Sponsor: Wynnchurch Capital

Financial Adviser: Seller: Mesirow Financial

Legal Adviser: Sponsor: Vedder Price; Seller: Latham & Watkins LLP

Wynnchurch Capital is essentially calling a bottom in the housing market with its most recent investment.

The Rosemont, Ill.-based buyout shop on July 17 bought Sencorp, a parent company whose subsidiary makes products used in home construction, out of bankruptcy for $41 million. “Certainly we’re mindful of where we are in cycle,” Frank Hayes, a partner at the firm, told Buyouts. “But we do believe if we’re not at the bottom, we are near the bottom of housing starts.”

When asked over the last 18 months or so what sector they were avoiding, perhaps the most popular answer among buyout professionals was anything associated with the housing market. But Wynnchurch Capital’s investment suggests a thaw in private equity interest in the sector.

Indeed, Wynnchurch Capital professionals think they’re getting in at just the right time. On the same day the firm closed the Sencorp deal, the Commerce Department announced the number of residential building construction projects, or housing starts, rose unexpectedly in June by 3.6 percent to 582,000 units, from 562,000 units in May.
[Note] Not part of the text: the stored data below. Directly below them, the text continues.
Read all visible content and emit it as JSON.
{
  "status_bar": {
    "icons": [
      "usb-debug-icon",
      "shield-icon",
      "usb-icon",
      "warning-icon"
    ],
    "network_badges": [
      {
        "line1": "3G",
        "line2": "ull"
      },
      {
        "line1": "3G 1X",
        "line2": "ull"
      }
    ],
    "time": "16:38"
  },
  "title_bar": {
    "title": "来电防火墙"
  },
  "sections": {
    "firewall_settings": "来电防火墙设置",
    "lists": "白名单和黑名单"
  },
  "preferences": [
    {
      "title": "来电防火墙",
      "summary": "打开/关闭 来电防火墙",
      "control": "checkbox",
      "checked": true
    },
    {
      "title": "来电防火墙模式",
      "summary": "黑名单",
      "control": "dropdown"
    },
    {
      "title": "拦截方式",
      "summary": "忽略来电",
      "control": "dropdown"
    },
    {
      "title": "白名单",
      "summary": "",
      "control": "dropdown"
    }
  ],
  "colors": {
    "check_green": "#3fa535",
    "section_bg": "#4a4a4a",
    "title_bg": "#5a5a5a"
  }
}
Most economists had forecast the number to come in at 532,000. The gains came mostly from the construction of single-family homes, which increased by 14 percent, that category’s biggest rise since December 2004.

Sencorp is the parent of Senco Products, which makes tools as well as nails, staples and other fasteners used in home construction. Eighty percent of its customers are professional contractors who buy the products through a wholesale distributor, while 20 percent are retail shoppers who buy the products at stores such as Home Depot. The company filed for bankruptcy in May as its business suffered due to a sharp rise in steel prices and the decline of commercial and residential construction.
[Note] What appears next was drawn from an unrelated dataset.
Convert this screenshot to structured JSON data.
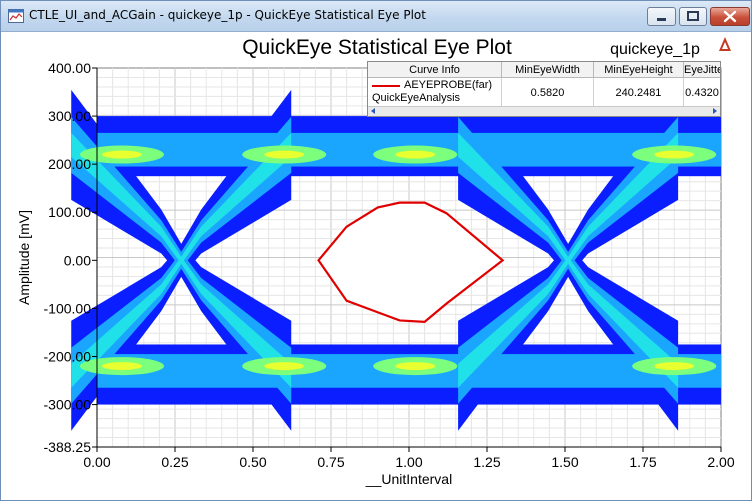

Wynnchurch Capital was the stalking horse bidder during the bankruptcy and the company received no other bids, Hayes said. The Sencorp investment comes out of Wynnchurch Capital Partners II LP, a $350 million fund the firm closed in January 2006. Wynnchurch Capital is currently raising its third buyout fund, reportedly with a target of $500 million.

The firm has some experience investing in bankrupt companies, though they have yet to exit a company they bought through bankruptcy. In October 2005 the firm bought BBi Enterprises Group Inc., a Holland, Mich.-based company that makes thermal and acoustic interior parts for cars, out of bankruptcy. It was also recently named the stalking horse bidder for the North American assets of Proliance International, a New Haven, Conn.-based company that provides radiators for the automotive aftermarket; firm executives expect the deal to close sometime in August or early September.